One of the best players for Melbourne on the day, Wardill (who had "work[ed] like a lion") was carried off the ground shoulder-high by his team-mates at the end of the match.
The feature of the finals has undoubtedly been the electrifying play of the Melbourne captain, Wardill, who in the last two matchies fairly excelled himself. Never has an athlete more brilliantly risen to thie occasion, and he not only played superbly, but displayed improvement in the management of his team which was simply astounding, for it must he confessed that in some of the matches towards the end of the first round [of home-and-away matches], the Melbourne skipper seemed to dispose his forces badly, but possibly when one comes to think it over, there was more method in his system than he was credited with. At any rate, it must he remembered that in matches which have no significance all sorts of experiments may be tried with impunity.
. . .
After the [half-time] interval the game was resumed at a terrific pace, full steam ahead being the order of the day on both sides. It was a veritable battle of giants, and never in the 40 years' history of the Victorian game has a grander exposition of football been witnessed. The Melbourne captain, Dick Wardill, rivalled his royal namesake on Bosworth field by enacting wonders, and unlike the other Richard referred to, he deserved and achieved success. Wardill's superb play seemed to exercise a magnetic influence upon every man in his team, and so irresistible was the force of Melbourne's splendidly concerted game that in the third quarter Fitzroy, although striving gallantly and untiringly, never once passed their opponents' goal line, while Melourne, adding 2.3 to nil, wound up the quarter with a lead of 13 points. — The Leader, 29 September 1900.

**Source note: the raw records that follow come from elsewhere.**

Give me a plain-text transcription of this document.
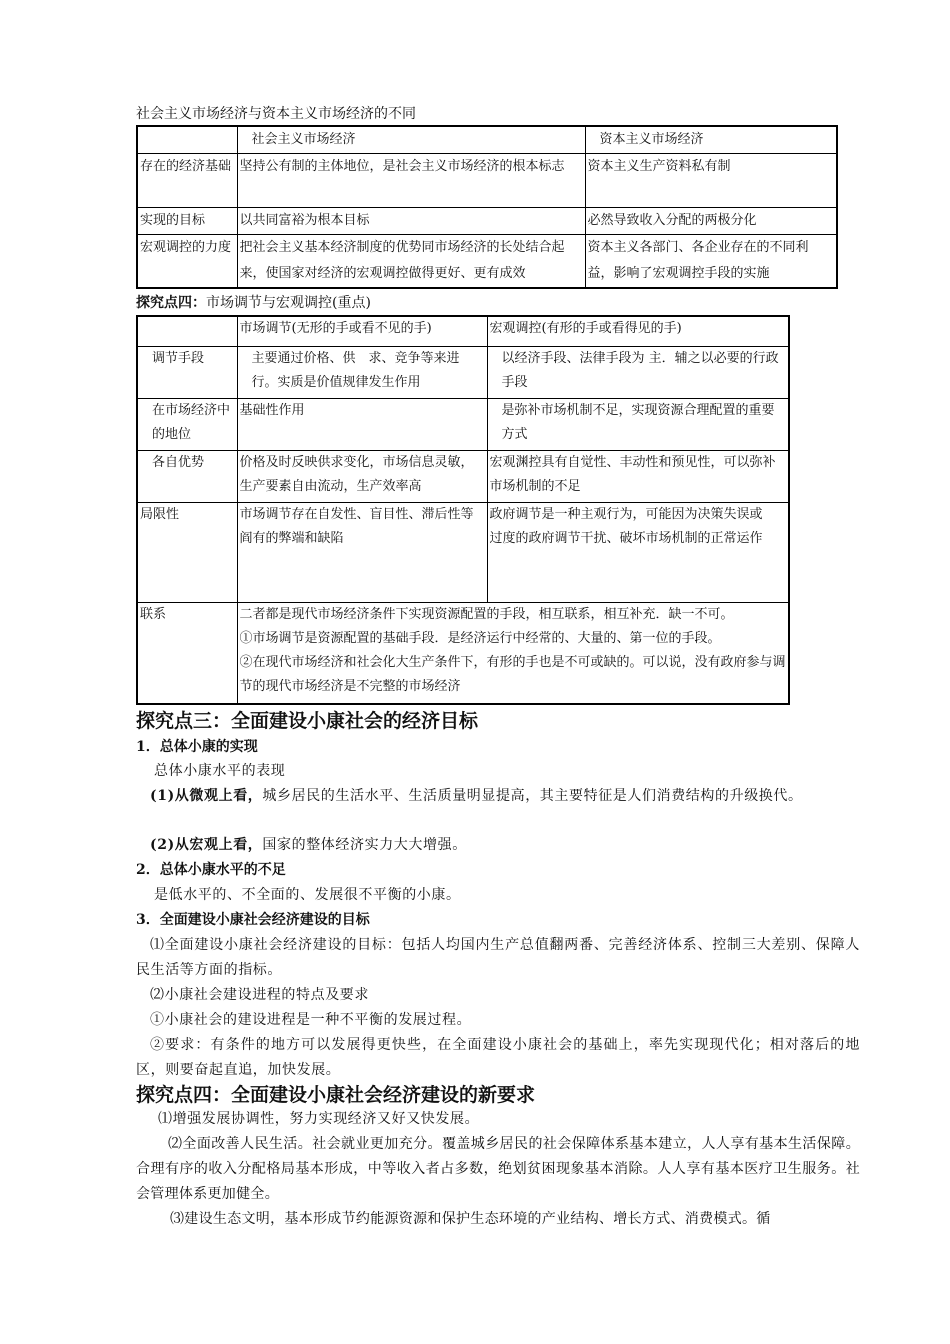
社会主义市场经济与资本主义市场经济的不同
	社会主义市场经济	资本主义市场经济
存在的经济基础	坚持公有制的主体地位，是社会主义市场经济的根本标志	资本主义生产资料私有制
实现的目标	以共同富裕为根本目标	必然导致收入分配的两极分化
宏观调控的力度	把社会主义基本经济制度的优势同市场经济的长处结合起来，使国家对经济的宏观调控做得更好、更有成效	资本主义各部门、各企业存在的不同利益，影响了宏观调控手段的实施
探究点四：市场调节与宏观调控(重点)
	市场调节(无形的手或看不见的手)	宏观调控(有形的手或看得见的手)
调节手段	主要通过价格、供　求、竞争等来进行。实质是价值规律发生作用	以经济手段、法律手段为 主．辅之以必要的行政手段
在市场经济中的地位	基础性作用	是弥补市场机制不足，实现资源合理配置的重要方式
各自优势	价格及时反映供求变化，市场信息灵敏，生产要素自由流动，生产效率高	宏观渊控具有自觉性、丰动性和预见性，可以弥补市场机制的不足
局限性	市场调节存在自发性、盲目性、滞后性等阎有的弊端和缺陷	政府调节是一种主观行为，可能因为决策失误或
过度的政府调节干扰、破坏市场机制的正常运作

联系	二者都是现代市场经济条件下实现资源配置的手段，相互联系，相互补充．缺一不可。
①市场调节是资源配置的基础手段．是经济运行中经常的、大量的、第一位的手段。
②在现代市场经济和社会化大生产条件下，有形的手也是不可或缺的。可以说，没有政府参与调节的现代市场经济是不完整的市场经济	
探究点三：全面建设小康社会的经济目标
1．总体小康的实现
总体小康水平的表现
(1)从微观上看，城乡居民的生活水平、生活质量明显提高，其主要特征是人们消费结构的升级换代。
(2)从宏观上看，国家的整体经济实力大大增强。
2．总体小康水平的不足
是低水平的、不全面的、发展很不平衡的小康。
3．全面建设小康社会经济建设的目标
⑴全面建设小康社会经济建设的目标：包括人均国内生产总值翻两番、完善经济体系、控制三大差别、保障人民生活等方面的指标。
⑵小康社会建设进程的特点及要求
①小康社会的建设进程是一种不平衡的发展过程。
②要求：有条件的地方可以发展得更快些，在全面建设小康社会的基础上，率先实现现代化；相对落后的地区，则要奋起直追，加快发展。
探究点四：全面建设小康社会经济建设的新要求
⑴增强发展协调性，努力实现经济又好又快发展。
⑵全面改善人民生活。社会就业更加充分。覆盖城乡居民的社会保障体系基本建立，人人享有基本生活保障。合理有序的收入分配格局基本形成，中等收入者占多数，绝划贫困现象基本消除。人人享有基本医疗卫生服务。社会管理体系更加健全。
⑶建设生态文明，基本形成节约能源资源和保护生态环境的产业结构、增长方式、消费模式。循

In 1901, when it was thought that he had retired, the eminent footballer, coach, and sports journalist, Jack Worrall, observed that Wardill "was one of the most brilliant exponents the game has seen".

===Representative team (VFL)===
In June 1900 he was a member of the VFL's representative team that played a match against a combined Ballarat team.

==Death==
He died at Elsternwick after jumping in front of a train on 28 August 1929.
Richard C. Wardill, aged about 50 years, of Dudley street, Brighton, was killed by an electric train between Ripponlea and Elsternwick yesterday afternoon. The motor-man of the 3.30 pm. train from Flinders street to Sandringham reported that when the train was about to pass under the Hotham street footbridge a man jumped from the embankment and fell in front of the last carriage. He was cut to pieces before the train could be stopped.
It is understood that Mrs Wardill is visiting Sydney to undergo an operation. — The Argus, 29 August 1929.

Given the circumstances of his father's own suicide, it is significant that the newspaper reports of the time stressed that he was "without any financial or other worry", but "was passing through a period of mental depression" at the time of his suicide.